Menurut pengajar di Jurusan Ilmu Hubungan Internasional tersebut, kemungkinan lebih untungnya Cina tersebut akan dimanfaatkan untuk mengimbangi pengaruh Amerika Serikat di Asia Pasifik. Yakni, dengan membentuk kerja sama maritim hingga mengubah peta kekuatan dunia.
Ranny mengkhawatirkan, diplomat Indonesia, termasuk Presiden Joko Widodo (Jokowi) tidak cukup kuat untuk mengimbangi kekuatan Cina. Terutama dari segi kemampuan-kemampuan membujuk dan tawar menawar keamanan.
Apalagi, Cina menjadikan ekspor teknologi nuklir sebagai andalan untuk mengalirkan uang ke dalam negaranya. Negara-negara yang menjadi importir teknologi nuklir Cina, umumnya adalah yang berada dalam kawasan konflik, misalnya Pakistan, Iran dan Korea Utara.
"Jangan sampai Cina berhasil membujuk Indonesia untuk menjadikan nuklir sebagai materi untuk penanggulangan masalah energi, termasuk untuk meningkatkan keamanan militer," kata Ranny.
Menurut Ranny, teknologi nuklir untuk memasok energi secara ekonomi boleh jadi lebih murah. Tetapi, namun resiko keamanannya sungguh sangat besar.
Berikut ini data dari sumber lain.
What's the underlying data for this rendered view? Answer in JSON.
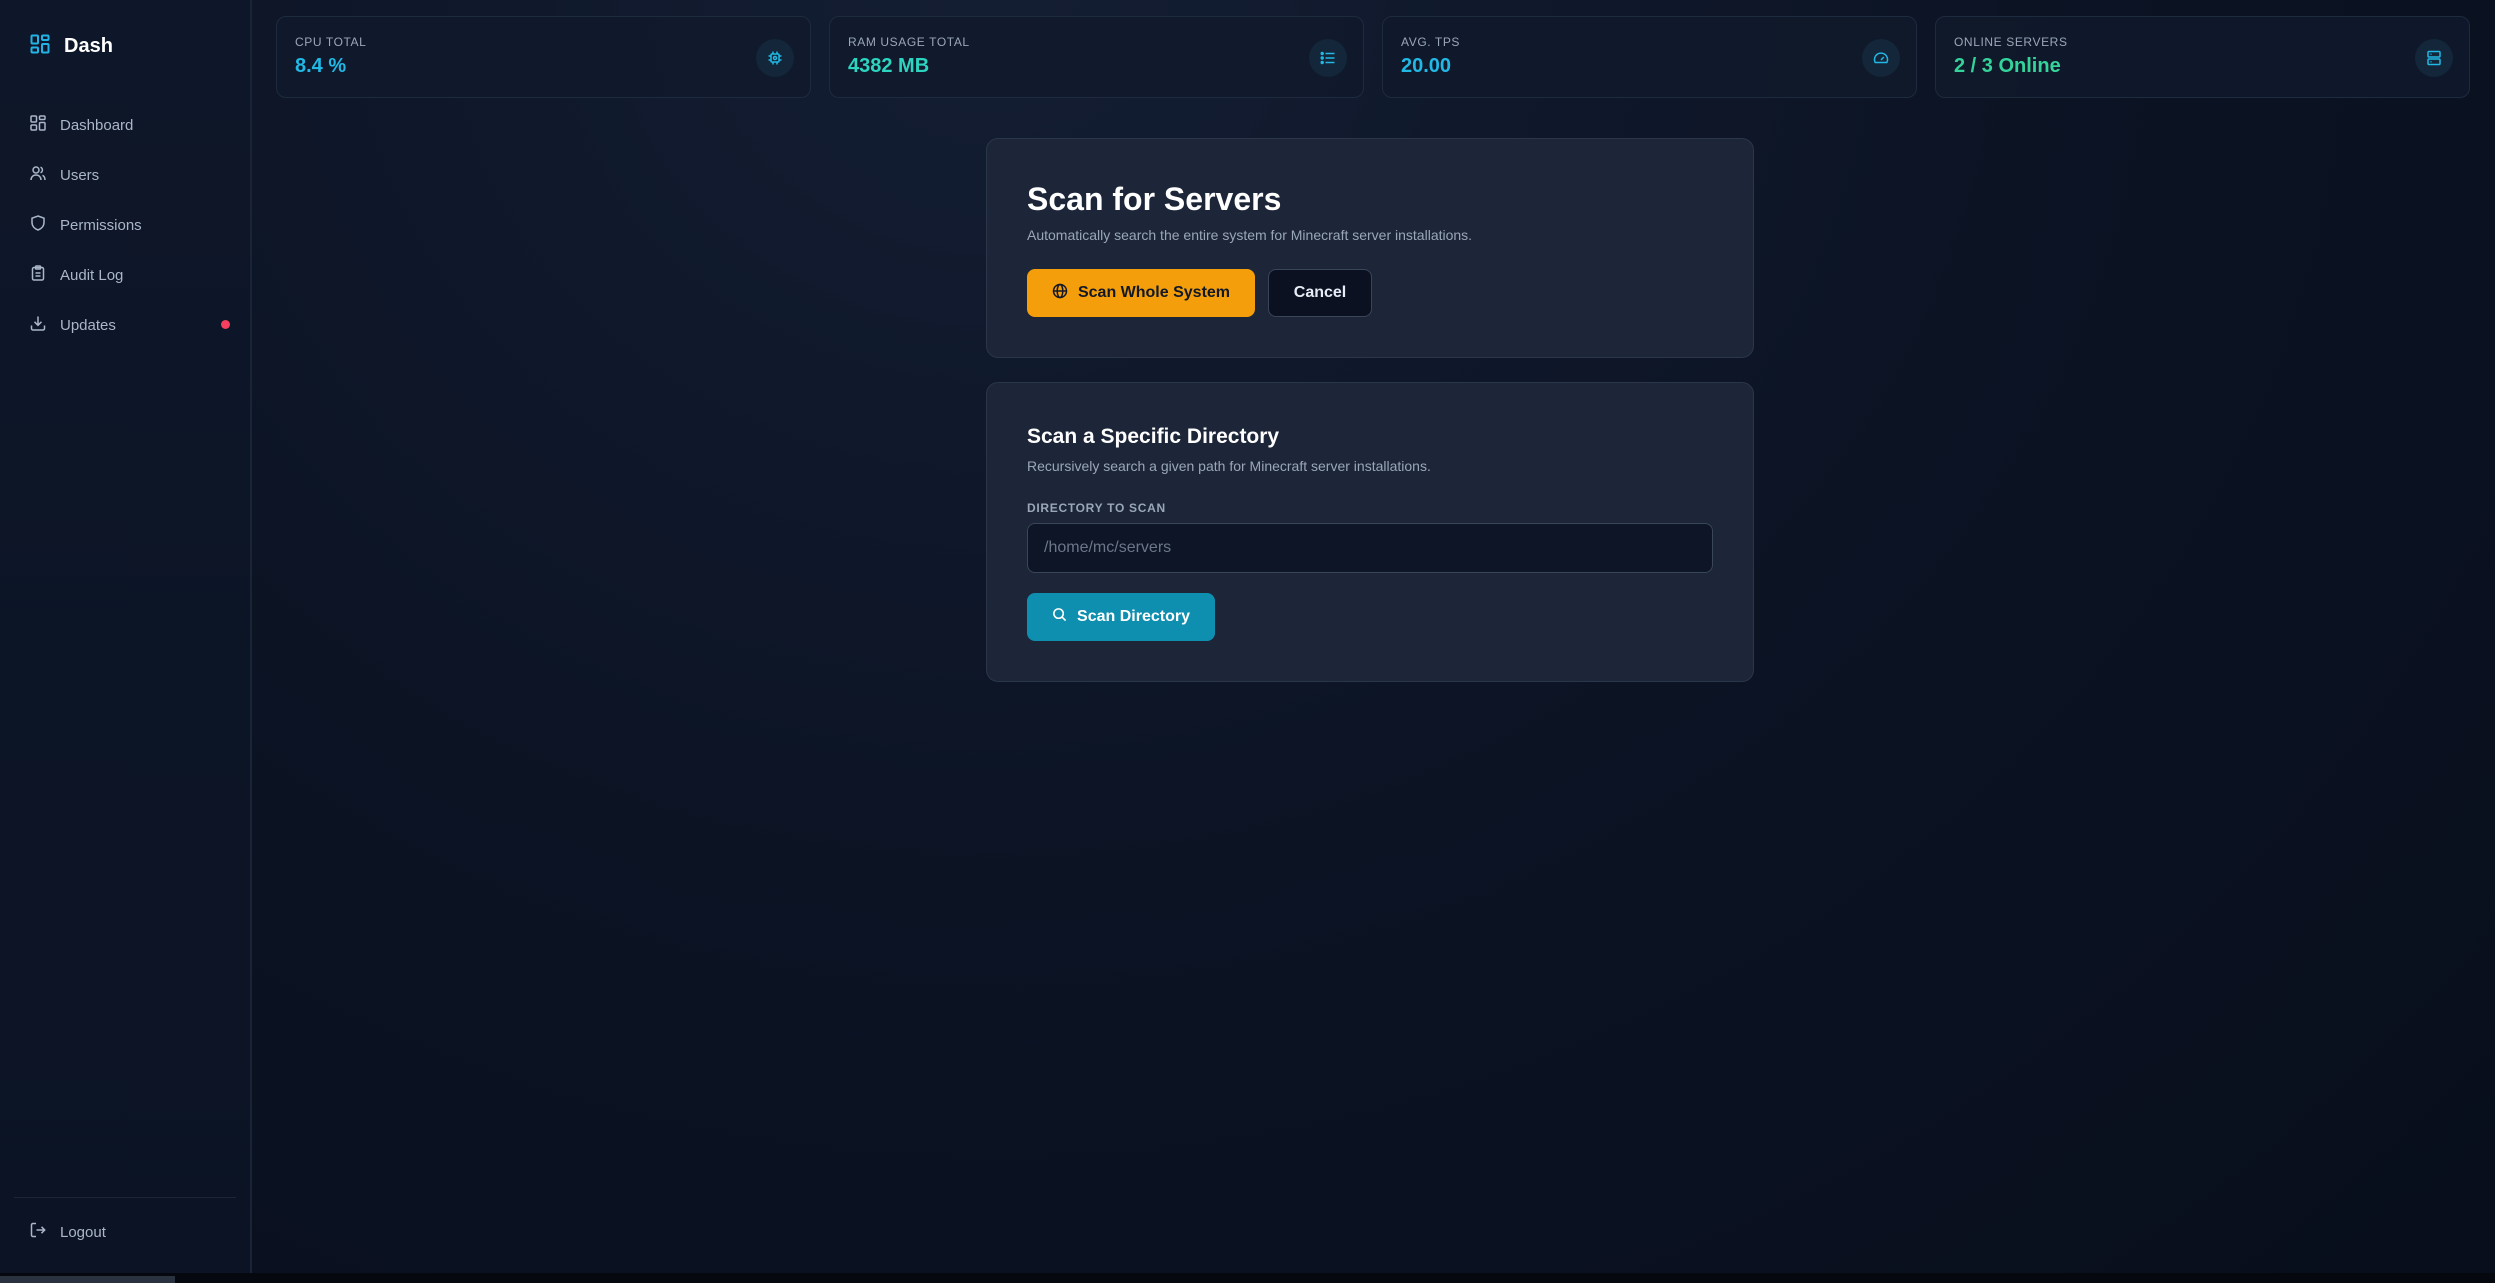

Seperti diketahui, presiden Jokowi pada akhir pekan kemarin mengunjungi Cina untuk menghadiri KTT APEC 2014. Kunjungan ini merupakan yang pertama bagi Jokowi sebagai kepala negara. Jokowi sendiri sejak dinyatakan sebagai pemenang pilpres intensif menjalin hubungan dengan Cina.